Zehnte Scene

[41] Die Vorigen. Marie mit dem Blumenkorbe. Therese.


MARIE. Papa, Papa, hör nur, was Therese – Ach, ich störe wohl?

SCHWARTZE sich sammelnd. Was gibt es?

MARIE. Ich hatte heut wieder anonyme Blumen bekommen, und als ich Therese damit zur Gärtnerei zurückschickte, erfuhr sie, daß es kein Herr, sondern eine Dame gewesen ist, die sie bestellt hat ... Und da sie doch nicht mehr verkauft werden konnten, hat sie sie wieder mitgebracht.


Die andern wechseln Blicke.


PFARRER. Nun sagen Sie mal, Therese, hat man Ihnen diese Dame beschrieben?

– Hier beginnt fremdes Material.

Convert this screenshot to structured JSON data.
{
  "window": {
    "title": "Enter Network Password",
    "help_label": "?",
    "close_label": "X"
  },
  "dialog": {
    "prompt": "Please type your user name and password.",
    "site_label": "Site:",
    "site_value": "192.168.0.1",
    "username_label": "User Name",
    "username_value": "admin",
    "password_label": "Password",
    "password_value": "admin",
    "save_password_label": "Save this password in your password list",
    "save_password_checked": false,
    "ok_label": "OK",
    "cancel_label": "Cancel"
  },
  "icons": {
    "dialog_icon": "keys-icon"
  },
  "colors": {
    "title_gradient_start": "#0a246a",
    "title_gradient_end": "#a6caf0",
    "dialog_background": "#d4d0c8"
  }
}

THERESE. Sie ist groß gewesen – mit große, dunkle Augen – und soll sehr was Feines und Fremdländisches an sich gehabt haben.

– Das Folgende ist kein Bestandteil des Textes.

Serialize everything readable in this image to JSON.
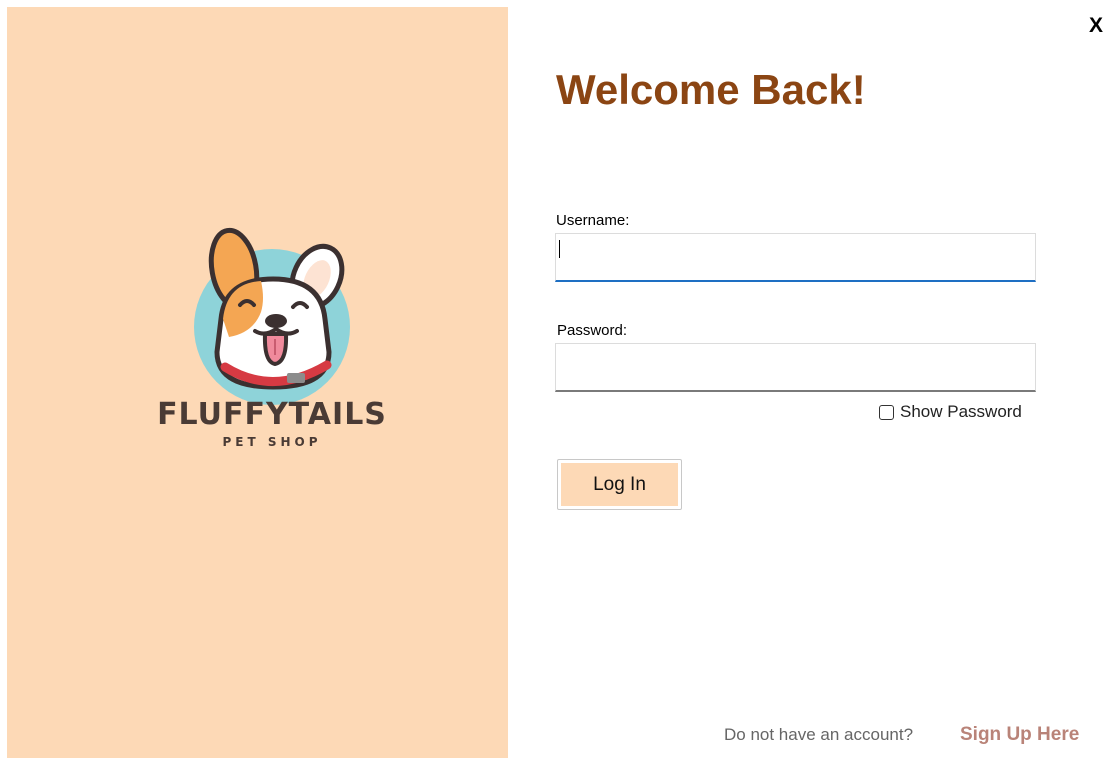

PFARRER führt Marie mit dem Blumenkorbe heran und legt Schwartze die Hand auf den Arm. Sie brauchten ein Liebeszeichen!

SCHWARTZE die Blumen anstarrend. Von ihr![42]

FRAU SCHWARTZE. Die kosten ja ein Vermögen.

MARIE. Nun hat aber Therese noch etwas sehr Merkwürdiges erfahren.

PFARRER. Na, nun reden Sie mal, Therese. Ganz frisch weg!

THERESE. Wenn der Herr Pfarrer meinen! Also wie ich wieder 'raufkomme, hält mich der Portier an und erzählt, daß gestern abend um die Schummerstunde eine Ekwipage vor der Thür gehalten hat ... da ist eine Dame dringewesen. Die ist aber nicht ausgestiegen, sondern hat immerzu nach den Fenstern von unsere Wohnung 'raufgesehn, wo eben Licht angesteckt gewesen ist. Und als er gegangen ist, fragen, was sie eigentlich will, da hat sie dem Kutscher was gesagt und der ist rasch zugefahren! Bewegung.

PFARRER. Es ist gut, Therese! Therese ab.


Quelle:
Hermann Sudermann: Heimat. Stuttgart 61893, S. 41-43.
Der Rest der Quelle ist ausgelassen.